Apesar de o fim da escala 6×1 e a redução da jornada estarem no centro do debate no Congresso, a proposta ainda enfrenta resistência do setor industrial, que cobra uma avaliação mais detalhada de seus impactos econômicos. Em entrevista à série “Além da Jornada 6×1”, do JOTA, o presidente do Conselho de Relações do Trabalho da Confederação Nacional da Indústria (CNI), Alexandre Furlan, afirmou que a medida pode elevar custos, reduzir a competitividade das empresas e afetar o crescimento econômico do país.

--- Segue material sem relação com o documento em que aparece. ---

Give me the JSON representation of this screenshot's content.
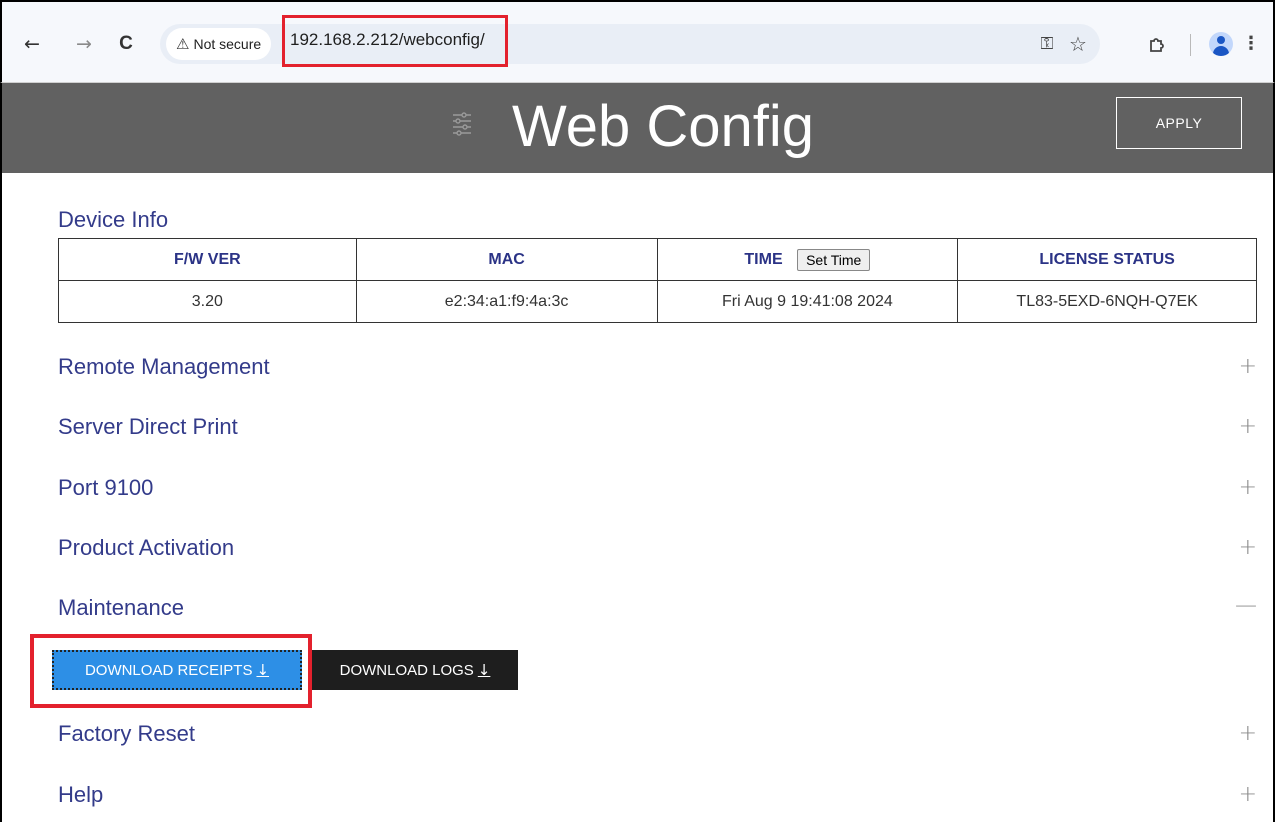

Segundo Nota Técnica divulgada pela CNI, a redução da jornada de 44 para 40 horas semanais aumentaria o custo do trabalho, já que o valor da hora trabalhada subiria sem ganho imediato de produtividade. Isso poderia pressionar preços, um aumento médio de 6,2% ao consumidor, gerar inflação e reduzir o Produto Interno Bruto (PIB) em até 0,7%, o equivalente a cerca de R$77 bilhões.

“Essa proposta, da forma açodada como ela está sendo feita em ano eleitoral, acaba se traduzindo um pouco como o canto da sereia, ou seja, uma tentação extremamente sedutora do ponto de vista político, e também para quem vai trabalhar menos, mas do ponto de vista econômico extremamente enganosa, porque nós não estamos levando em consideração o quanto isso pode gerar de consequências no aspecto econômico”, disse Furlan na entrevista.

O representante da CNI também destacou que entre setores industriais, de comércio e serviços, o da indústria seria o mais impactado, devido à necessidade de mão de obra qualificada e à dificuldade de adaptação de processos produtivos contínuos.

A série foi produzida especialmente para assinantes do PRO Trabalhista, que terão acesso antecipado às entrevistas completas, disponibilizadas no Youtube. Os episódios serão publicados semanalmente, às quartas-feiras, reunindo especialistas com diferentes visões sobre os impactos jurídicos, econômicos e sociais da mudança.

Para Furlan, a redução da jornada deve considerar as especificidades de cada setor e ser construída por meio de negociação coletiva, e não por imposição legal uniforme.

O representante da CNI ainda defendeu que o Brasil precisa avançar em produtividade e qualificação da mão de obra antes de promover mudanças estruturais. “Não podemos tratar igualmente os desiguais”, afirmou, ao alertar que uma medida generalizada pode aumentar a informalidade e gerar efeitos contrários aos pretendidos para os trabalhadores. Segundo argumentou, trabalhadores com menos horas formais podem buscar renda extra em “bicos” ou aplicativos, o que pode reduzir os benefícios sociais esperados e até aumentar as dificuldades para quem já ganha menos.